Restaurant Stocks: Not As Tasty As They Look
(FORTUNE Magazine) – Restaurant stocks often look appetizing, but it seems as if investors always take a place at the table at the wrong time or stay way too long, only to leave with a horrible case of indigestion. Think back to the Mylanta moments of the past: Planet Hollywood, Rainforest Cafe, and Koo-Koo-Roo. Each one, at some point, was a Wall Street darling before becoming an investment disaster. Remember those names in months to come, as investment banks, looking to fill the gap left by the lurch in technology, start chatting up restaurant stocks, especially IPOs of small, popular regional chains.
That doesn't mean investors should avoid restaurants altogether. But it does make sense to follow a few basic principles, starting with the all-important Rule No. 1: Just because you like the food doesn't mean you should buy the stock. The best menu can't counter bad fundamentals or a sloppy economy. Ask anyone who bought into the IPO of the Smith & Wollensky Restaurant Group, which owns upscale steakhouses around the country and a smattering of other high-end eateries in New York City. After it went public last May at $8.50, Smith & Wollensky's shares tumbled to their current price of around $3.84, the victim of an economic downturn that has taken a bite out of business dining.
Rule No. 2: A long line out front doesn't necessarily mean sales are booming. Lines matter only if they're getting longer, and the one real way to measure that is through same-store sales, i.e., sales of stores open a year or more. The signs aren't encouraging here: For the better part of a year, growth rates have been falling at some of the hottest chains (with some of the longest lines), including Buca di Beppo, Cheesecake Factory, and P.F. Chang's. The numbers at older stores are especially important, as they can signal what's ahead for newer ones. Take Asian eatery P.F. Chang's, for example: Sales at stores open since 1996 actually fell 2.6% in the second quarter. "A warning flag is when things slow, but when they go negative, all bets are off," says money manager Rick Shea of Vardon Capital. And a slowdown is the least you can expect at all fast-growing chains, he says, because "it's the law of big numbers."

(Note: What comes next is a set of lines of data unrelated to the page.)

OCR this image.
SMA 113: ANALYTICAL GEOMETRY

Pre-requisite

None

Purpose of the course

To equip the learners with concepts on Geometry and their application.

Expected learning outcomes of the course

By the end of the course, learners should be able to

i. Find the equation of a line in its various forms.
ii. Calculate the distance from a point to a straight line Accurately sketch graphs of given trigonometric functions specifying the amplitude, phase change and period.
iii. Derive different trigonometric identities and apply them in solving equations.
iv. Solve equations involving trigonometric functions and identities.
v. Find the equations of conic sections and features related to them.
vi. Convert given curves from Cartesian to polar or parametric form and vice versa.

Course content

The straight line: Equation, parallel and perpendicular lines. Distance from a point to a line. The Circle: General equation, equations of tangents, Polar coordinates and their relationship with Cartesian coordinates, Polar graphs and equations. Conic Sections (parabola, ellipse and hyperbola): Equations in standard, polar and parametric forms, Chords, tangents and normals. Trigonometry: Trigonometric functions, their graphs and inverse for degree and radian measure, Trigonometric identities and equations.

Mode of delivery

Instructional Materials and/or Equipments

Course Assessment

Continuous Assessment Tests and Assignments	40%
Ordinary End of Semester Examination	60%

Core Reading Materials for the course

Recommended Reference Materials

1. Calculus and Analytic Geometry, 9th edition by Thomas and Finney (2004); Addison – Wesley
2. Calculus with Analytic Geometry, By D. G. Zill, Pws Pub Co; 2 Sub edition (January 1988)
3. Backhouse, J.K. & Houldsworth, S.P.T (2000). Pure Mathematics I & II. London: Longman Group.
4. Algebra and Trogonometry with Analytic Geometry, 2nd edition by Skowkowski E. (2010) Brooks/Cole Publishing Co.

Speaking of big numbers, here's Rule No. 3: Don't get taken in by analysts hyping a new concept with grandiose forecasts. Robertson Stephens analyst Paul Westra recently stirred investor enthusiasm for P.F. Chang's when he claimed that its three-unit Pei Wei Chinese fast-food operation "may have an ultimate U.S. sales potential of $1.5 billion." Pretty impressive, until you realize that's five times the current sales of the entire 52-unit P.F. Chang's operation. Over at Buca, meanwhile, CEO Joseph Micatrotto brags that his company, with 68 stores in 21 states, is "firmly convinced" that it will eventually have 450 units nationally. Good luck! Says one former brokerage industry analyst who now works as a hedge fund manager: "I would be very careful of any management team that thinks it can build a 'national brand.' It just will not happen."
That leads to Rule No. 4: The faster a chain grows, the more likely it is to stumble. Expansion is a double-edged sword for public restaurants. Investors demand sales and earnings growth. But once a market becomes saturated, companies are often forced to pick second- and third-tier locations for their new eateries--which inevitably produce second- and third-tier results. "There's a point at which you simply run out of places with the population density necessary to support additional stores," Shea says. Joey Crugnale, ex-CEO of Bertucci's Brick Oven Pizzeria, marvels how in one year he opened 18 restaurants in seven new markets outside his company's Northeast stronghold. "Wall Street gave us the money," he says. "We had to do something with it." Now restaurants in many of those markets have been closed, and Crugnale says he has no intention of taking his new chain, the Cuban-themed Naked Fish, public anytime soon.
Finally, Rule No. 5, or the golden rule of making (or not losing!) money in the restaurant business: Follow the money. In recent months insiders have been selling or registering to sell shares of Cheesecake Factory, P.F. Chang's, and California Pizza Kitchen. At California Pizza Kitchen, in fact, controlling investor Bruckman Rosser Sherrill & Co. has peeled off a substantial part of its holdings this year. The message for investors: If insiders are bailing out, maybe you should be too.